In 2005, it also established a coke oven, a sponge iron plant and a power plant at Haldia, as a part of its backward integration drive.

== International operations ==
About 50% of Ductile Iron Pipes and Fittings produced by Electrosteel is exported to various countries in Europe, USA, South America, South East Asia, Middle East, North and South African Countries. A number of overseas offices and subsidiary companies have been established in France, Spain, United Kingdom, United States, Singapore and Algeria.
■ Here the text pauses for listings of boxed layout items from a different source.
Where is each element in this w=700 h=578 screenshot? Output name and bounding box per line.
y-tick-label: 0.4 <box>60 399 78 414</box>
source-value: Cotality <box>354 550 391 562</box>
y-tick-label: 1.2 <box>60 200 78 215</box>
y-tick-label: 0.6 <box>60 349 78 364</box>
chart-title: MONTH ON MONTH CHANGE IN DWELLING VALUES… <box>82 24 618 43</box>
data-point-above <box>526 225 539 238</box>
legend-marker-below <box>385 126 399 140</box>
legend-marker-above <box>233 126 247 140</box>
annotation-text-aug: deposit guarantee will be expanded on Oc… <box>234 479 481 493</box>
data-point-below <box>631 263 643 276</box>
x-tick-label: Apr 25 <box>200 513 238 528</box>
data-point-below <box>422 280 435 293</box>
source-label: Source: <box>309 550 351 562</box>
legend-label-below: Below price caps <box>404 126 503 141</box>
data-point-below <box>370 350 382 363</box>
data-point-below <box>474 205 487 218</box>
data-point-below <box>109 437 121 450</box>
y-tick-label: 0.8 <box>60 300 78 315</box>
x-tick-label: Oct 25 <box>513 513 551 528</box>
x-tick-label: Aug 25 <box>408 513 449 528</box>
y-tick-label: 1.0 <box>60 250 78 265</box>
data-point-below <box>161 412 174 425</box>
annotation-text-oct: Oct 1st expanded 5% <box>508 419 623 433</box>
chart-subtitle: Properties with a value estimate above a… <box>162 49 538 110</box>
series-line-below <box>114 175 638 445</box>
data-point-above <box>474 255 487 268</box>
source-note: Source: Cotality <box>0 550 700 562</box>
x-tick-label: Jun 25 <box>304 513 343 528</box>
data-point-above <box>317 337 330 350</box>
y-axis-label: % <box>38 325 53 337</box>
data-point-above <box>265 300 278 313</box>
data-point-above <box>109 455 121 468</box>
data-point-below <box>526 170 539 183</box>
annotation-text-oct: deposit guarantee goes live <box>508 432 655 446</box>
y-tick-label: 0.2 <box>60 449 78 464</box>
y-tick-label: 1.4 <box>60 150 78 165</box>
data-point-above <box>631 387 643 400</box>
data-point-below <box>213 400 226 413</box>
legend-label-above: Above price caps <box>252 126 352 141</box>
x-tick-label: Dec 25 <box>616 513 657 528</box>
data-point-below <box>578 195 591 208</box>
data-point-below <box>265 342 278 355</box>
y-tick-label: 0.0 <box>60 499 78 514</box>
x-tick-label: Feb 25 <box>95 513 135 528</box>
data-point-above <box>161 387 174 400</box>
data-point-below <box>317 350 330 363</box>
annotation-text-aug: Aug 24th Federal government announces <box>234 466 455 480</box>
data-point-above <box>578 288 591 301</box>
Electrosteel Castings acquired Singardo International, a company in the water and gas sectors, to expand its market reach in Southeast Asia and leverage Singardo's global sales network for sourcing and trading of industry products.

== Financials ==
Electrosteel reported a total income of Rs.7360.42 crores during the financial year ended March 31, 2023 as compared to Rs.5336.70 crores during the financial year ended March 31, 2022. The company has posted net profit of Rs.315.8022 crores for the financial year ended March 31, 2023 as against net profit of Rs.347.2773 crores for the financial year ended March 31, 2022.

== Accreditations ==
Electrosteel produces ductile iron pipes and fittings as per the international benchmark and its quality is approved in various countries. The Company obtained KITEMARK License from the British Standards Institute ("BSI") for its DI Spun Pipes and Fittings. In addition, it received accreditations from Germany, BSI (UK) and various governmental approvals in the Middle East. It also secured approvals from NSF, UL and FM from USA and ACS/NF from France. Its products are also certified by the Drinking Water Inspectorate (DWI) and the Water Regulation Advisory Scheme (WRAS) in the UK.

Electrosteel is an ISO 9001 and ISO 14001 certified organization and has SA8000 certification as a socially responsible organization.